Ten tijde van de tweede dataverzamelingsronde (peildatum 1 juni 2010) zijn twaalf jongeren gestart met hun proefverlof of hebben deze inmiddels afgerond. Het gaat om drie instromers en negen uitstromers. Op het moment dat het proefverlof wordt aangevraagd, is het gemiddeld 26 maanden geleden dat de jongere op een behandelafdeling is geplaatst, variërend van één jaar (Instromer 16) tot ruim vierenhalf jaar (Uitstromer 12). Over het algemeen start het proefverlof binnen een maand nadat de aanvraag is ingediend. Er zijn twee uitschieters waarbij de start van het proefverlof nog ongeveer drie maanden op zich laat wachten wanneer de aanvraag is gedaan. De oorzaken hiervoor waren niet terug te vinden in de dossiers en zijn niet op een andere wijze achterhaald.

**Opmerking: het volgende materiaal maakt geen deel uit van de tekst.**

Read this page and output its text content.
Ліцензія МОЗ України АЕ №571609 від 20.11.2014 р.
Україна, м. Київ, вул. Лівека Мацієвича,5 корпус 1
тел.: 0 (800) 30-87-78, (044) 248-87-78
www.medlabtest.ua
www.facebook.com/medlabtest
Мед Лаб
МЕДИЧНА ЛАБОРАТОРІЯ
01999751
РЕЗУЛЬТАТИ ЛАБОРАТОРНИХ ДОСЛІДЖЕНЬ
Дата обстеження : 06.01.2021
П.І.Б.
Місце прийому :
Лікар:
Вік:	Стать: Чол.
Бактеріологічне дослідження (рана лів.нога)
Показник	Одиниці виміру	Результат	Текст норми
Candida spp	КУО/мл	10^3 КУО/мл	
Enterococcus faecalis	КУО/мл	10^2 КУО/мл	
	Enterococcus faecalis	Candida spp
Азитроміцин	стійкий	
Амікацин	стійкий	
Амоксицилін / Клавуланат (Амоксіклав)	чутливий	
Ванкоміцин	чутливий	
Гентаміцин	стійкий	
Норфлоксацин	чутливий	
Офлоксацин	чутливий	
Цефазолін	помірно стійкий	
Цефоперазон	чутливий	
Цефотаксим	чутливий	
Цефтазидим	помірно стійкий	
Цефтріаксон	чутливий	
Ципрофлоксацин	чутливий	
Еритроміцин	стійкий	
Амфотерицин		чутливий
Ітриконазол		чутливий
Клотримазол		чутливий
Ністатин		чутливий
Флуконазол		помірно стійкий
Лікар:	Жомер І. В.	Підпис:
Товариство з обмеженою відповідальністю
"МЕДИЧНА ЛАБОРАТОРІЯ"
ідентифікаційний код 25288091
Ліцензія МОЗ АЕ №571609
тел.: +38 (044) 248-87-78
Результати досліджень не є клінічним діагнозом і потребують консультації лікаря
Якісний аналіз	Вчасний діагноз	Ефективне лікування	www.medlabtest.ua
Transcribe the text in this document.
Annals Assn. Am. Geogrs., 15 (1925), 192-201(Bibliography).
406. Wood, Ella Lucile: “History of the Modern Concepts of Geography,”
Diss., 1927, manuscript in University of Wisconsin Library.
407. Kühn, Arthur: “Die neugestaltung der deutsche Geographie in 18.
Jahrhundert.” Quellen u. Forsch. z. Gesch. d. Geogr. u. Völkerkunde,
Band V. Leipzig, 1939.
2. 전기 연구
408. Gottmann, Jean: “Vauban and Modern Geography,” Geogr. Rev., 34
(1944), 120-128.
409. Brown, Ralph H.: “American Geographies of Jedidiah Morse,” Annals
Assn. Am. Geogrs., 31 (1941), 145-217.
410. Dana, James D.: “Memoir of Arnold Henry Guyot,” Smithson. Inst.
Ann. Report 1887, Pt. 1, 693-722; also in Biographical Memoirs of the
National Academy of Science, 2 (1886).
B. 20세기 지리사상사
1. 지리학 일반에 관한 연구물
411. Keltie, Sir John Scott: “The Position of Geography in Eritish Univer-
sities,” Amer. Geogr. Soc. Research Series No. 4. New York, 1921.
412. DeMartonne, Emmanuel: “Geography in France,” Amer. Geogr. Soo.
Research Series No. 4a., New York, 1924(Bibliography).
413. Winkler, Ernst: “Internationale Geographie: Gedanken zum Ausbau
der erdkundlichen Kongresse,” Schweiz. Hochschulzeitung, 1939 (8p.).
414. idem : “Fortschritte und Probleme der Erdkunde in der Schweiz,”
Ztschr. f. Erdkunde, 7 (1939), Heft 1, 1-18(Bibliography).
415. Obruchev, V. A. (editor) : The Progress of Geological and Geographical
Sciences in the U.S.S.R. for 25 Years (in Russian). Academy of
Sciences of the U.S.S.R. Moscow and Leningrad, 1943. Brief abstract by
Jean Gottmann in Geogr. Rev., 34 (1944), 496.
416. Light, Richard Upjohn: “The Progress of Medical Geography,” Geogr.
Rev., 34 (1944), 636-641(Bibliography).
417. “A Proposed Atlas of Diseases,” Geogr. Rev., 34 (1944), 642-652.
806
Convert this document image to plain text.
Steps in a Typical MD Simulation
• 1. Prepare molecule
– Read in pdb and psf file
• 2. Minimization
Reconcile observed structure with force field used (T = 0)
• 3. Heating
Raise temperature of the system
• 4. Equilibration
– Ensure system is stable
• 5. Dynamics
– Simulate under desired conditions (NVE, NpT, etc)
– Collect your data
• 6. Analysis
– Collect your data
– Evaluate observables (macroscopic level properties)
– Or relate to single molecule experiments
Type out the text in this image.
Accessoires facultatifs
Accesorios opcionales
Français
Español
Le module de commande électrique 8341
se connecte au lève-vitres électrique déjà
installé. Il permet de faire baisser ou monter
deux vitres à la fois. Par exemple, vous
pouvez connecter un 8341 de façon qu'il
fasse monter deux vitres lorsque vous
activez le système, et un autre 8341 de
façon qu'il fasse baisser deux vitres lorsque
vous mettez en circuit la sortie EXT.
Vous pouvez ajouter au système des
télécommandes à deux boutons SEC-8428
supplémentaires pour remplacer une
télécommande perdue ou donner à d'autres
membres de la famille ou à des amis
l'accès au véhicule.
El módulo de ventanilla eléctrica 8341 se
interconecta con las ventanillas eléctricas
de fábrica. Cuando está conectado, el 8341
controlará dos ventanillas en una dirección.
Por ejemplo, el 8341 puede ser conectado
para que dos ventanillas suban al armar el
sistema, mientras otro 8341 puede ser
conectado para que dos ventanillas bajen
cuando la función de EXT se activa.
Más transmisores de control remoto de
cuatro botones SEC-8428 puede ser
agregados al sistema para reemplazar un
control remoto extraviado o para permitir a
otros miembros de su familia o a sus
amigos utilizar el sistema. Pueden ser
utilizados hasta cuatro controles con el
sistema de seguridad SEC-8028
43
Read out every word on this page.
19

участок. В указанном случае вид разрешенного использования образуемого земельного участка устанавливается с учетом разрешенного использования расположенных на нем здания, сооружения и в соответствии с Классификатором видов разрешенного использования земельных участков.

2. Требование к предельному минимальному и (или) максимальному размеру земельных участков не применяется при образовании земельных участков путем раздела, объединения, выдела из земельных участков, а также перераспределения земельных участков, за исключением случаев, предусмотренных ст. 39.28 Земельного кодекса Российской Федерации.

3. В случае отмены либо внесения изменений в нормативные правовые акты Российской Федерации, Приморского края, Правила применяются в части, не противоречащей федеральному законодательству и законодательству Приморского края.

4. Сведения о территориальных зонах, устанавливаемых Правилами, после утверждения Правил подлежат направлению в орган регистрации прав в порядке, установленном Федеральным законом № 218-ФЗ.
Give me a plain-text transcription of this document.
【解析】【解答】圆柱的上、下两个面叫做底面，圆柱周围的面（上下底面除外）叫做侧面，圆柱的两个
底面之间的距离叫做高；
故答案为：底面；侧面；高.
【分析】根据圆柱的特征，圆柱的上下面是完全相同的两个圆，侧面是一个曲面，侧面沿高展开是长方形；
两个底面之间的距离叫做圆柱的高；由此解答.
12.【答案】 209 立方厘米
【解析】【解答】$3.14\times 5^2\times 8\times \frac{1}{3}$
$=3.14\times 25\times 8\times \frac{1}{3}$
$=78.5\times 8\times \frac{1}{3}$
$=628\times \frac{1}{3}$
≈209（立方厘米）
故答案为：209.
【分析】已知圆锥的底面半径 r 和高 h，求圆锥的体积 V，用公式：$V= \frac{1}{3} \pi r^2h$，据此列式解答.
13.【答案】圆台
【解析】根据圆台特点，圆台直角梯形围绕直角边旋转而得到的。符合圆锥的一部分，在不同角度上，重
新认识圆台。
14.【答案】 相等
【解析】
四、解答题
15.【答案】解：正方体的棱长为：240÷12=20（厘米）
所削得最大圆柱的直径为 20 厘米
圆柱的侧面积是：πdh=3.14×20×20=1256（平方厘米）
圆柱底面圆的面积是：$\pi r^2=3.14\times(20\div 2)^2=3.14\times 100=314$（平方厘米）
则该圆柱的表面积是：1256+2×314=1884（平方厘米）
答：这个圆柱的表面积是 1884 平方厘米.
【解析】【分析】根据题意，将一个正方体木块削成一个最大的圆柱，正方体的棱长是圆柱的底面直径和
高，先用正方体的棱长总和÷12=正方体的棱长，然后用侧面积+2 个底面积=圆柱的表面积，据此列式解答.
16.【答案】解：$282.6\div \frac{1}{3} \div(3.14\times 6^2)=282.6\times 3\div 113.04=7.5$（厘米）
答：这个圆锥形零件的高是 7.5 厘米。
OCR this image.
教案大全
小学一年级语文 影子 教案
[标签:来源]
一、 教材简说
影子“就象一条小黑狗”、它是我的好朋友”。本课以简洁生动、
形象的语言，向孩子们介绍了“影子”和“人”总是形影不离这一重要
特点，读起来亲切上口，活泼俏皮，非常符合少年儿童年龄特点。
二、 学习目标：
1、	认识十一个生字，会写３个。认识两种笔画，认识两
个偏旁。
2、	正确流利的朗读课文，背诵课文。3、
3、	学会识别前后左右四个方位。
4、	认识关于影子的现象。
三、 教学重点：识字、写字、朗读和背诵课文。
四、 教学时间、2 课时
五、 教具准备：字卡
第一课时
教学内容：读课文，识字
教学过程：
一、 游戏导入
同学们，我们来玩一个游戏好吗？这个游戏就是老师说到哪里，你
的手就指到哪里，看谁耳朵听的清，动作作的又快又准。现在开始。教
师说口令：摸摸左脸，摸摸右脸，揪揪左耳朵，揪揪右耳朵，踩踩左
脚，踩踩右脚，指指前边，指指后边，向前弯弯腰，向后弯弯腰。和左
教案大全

Zoals te zien is in Tabel 5.5 bestaat er een grote variatie in de beoogde duur van het proefverlof. Voor drie van de tien jongeren van wie de beoogde duur bekend is wordt een proefverlof van drie

maanden of korter beoogd. Er is één jongere waarbij de beoogde duur ruim één jaar is. De beoogde duur voor de andere zes jongeren ligt tussen vier en zeven maanden.

Voor Uitstromer 2 is in een eerder stadium ook een aanvraag ingediend, maar deze is afgewezen. IJZ vond de overgang van de FOBA, de afdeling waar Uitstromer 2 verbleef, naar een begeleide

woonvorm te groot. De behandelcoördinator geeft aan dat hij om deze reden de tweede aanvraag ook verschillende keren heeft moeten herschrijven. Uit de dossiers is niet op te maken dat de aanvraag bij meerdere jongeren is afgewezen.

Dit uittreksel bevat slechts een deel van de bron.